Survival of the Fittest— Battling Bacteria
Setting the Scene
Bacteria have cell walls made of peptidoglycan, which is made of carbohydrates and proteins. Some bacteria have more proteins in their cell walls and some have more carbohydrates. The combination of protein and carbohydrates allows bacteria to survive in various environments.
The research team studying the bacteria hypothesized that the color of the bacteria’s cell wall and the strength of the cell wall are related. To test the color and cell wall strength hypothesis, your team will conduct an experiment in which a brown bacteria and an orange bacteria are crushed together.
You have 10 brown and 10 orange candies in your evolution materials so that you can perform the experiment below.

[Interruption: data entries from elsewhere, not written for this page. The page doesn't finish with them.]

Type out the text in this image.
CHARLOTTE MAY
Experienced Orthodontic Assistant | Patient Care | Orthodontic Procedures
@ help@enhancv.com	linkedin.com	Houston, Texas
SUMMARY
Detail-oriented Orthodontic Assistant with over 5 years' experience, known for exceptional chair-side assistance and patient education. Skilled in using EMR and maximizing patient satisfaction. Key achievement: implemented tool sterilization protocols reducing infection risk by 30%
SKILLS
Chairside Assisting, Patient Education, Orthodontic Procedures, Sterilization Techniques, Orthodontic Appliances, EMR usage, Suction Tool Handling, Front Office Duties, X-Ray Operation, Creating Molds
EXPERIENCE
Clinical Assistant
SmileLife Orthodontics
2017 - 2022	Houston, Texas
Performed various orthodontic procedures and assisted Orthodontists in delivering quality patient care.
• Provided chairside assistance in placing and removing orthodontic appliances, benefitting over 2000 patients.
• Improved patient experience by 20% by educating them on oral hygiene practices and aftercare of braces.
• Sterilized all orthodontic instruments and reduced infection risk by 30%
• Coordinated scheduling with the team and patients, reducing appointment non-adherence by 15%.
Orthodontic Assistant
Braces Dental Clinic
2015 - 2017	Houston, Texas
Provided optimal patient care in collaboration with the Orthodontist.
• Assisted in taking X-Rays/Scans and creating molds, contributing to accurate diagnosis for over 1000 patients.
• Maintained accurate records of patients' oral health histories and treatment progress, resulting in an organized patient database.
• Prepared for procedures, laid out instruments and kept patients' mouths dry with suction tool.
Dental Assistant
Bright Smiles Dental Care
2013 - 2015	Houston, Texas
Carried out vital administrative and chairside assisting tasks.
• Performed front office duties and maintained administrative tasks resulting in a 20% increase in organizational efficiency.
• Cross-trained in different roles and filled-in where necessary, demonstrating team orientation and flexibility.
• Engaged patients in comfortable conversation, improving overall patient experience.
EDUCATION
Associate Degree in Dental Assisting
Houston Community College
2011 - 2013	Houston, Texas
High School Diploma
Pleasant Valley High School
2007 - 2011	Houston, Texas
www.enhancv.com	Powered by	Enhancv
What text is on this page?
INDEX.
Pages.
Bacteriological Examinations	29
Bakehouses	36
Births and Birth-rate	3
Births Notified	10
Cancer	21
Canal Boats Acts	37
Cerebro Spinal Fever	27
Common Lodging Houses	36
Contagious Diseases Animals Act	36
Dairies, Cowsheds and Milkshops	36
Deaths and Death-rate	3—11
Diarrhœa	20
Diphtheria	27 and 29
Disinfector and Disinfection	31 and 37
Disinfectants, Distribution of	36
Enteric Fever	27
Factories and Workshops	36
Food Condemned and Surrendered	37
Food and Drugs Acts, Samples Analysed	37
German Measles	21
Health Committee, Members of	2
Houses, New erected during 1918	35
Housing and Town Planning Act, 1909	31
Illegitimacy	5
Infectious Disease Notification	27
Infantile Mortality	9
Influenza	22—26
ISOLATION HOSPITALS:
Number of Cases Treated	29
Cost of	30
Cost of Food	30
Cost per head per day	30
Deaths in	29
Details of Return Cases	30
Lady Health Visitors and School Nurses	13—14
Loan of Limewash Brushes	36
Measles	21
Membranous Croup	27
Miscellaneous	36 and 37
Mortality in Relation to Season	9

Watch the video to see the procedure for red vs blue bacteria.
Questions - Answer in your notebook.
- Evolution is a change in the allele frequency of a population over time. (Remember, and allele is just a version of a gene.) We started with equal numbers of brown and orange bacteria. Based on the definition of evolution, did our population of bacteria evolve during the course of this experiment?
- Explain why it is important to use class results and not just the results obtained by an individual team.
- Based on class results, are color and cell wall strength related? Support your answer using data.
- Many antibiotics work by limiting the bacteria's ability to build a strong cell wall. Based on class data, which color bacteria are most likely to survive a treatment of antibiotic so that they can go on to reproduce? Explain.
- Assuming the trait for color and cell wall strength are genetic (meaning they can be passed from one generation to the next through reproduction), describe what you think will happen to the population of bacteria after 20 generations?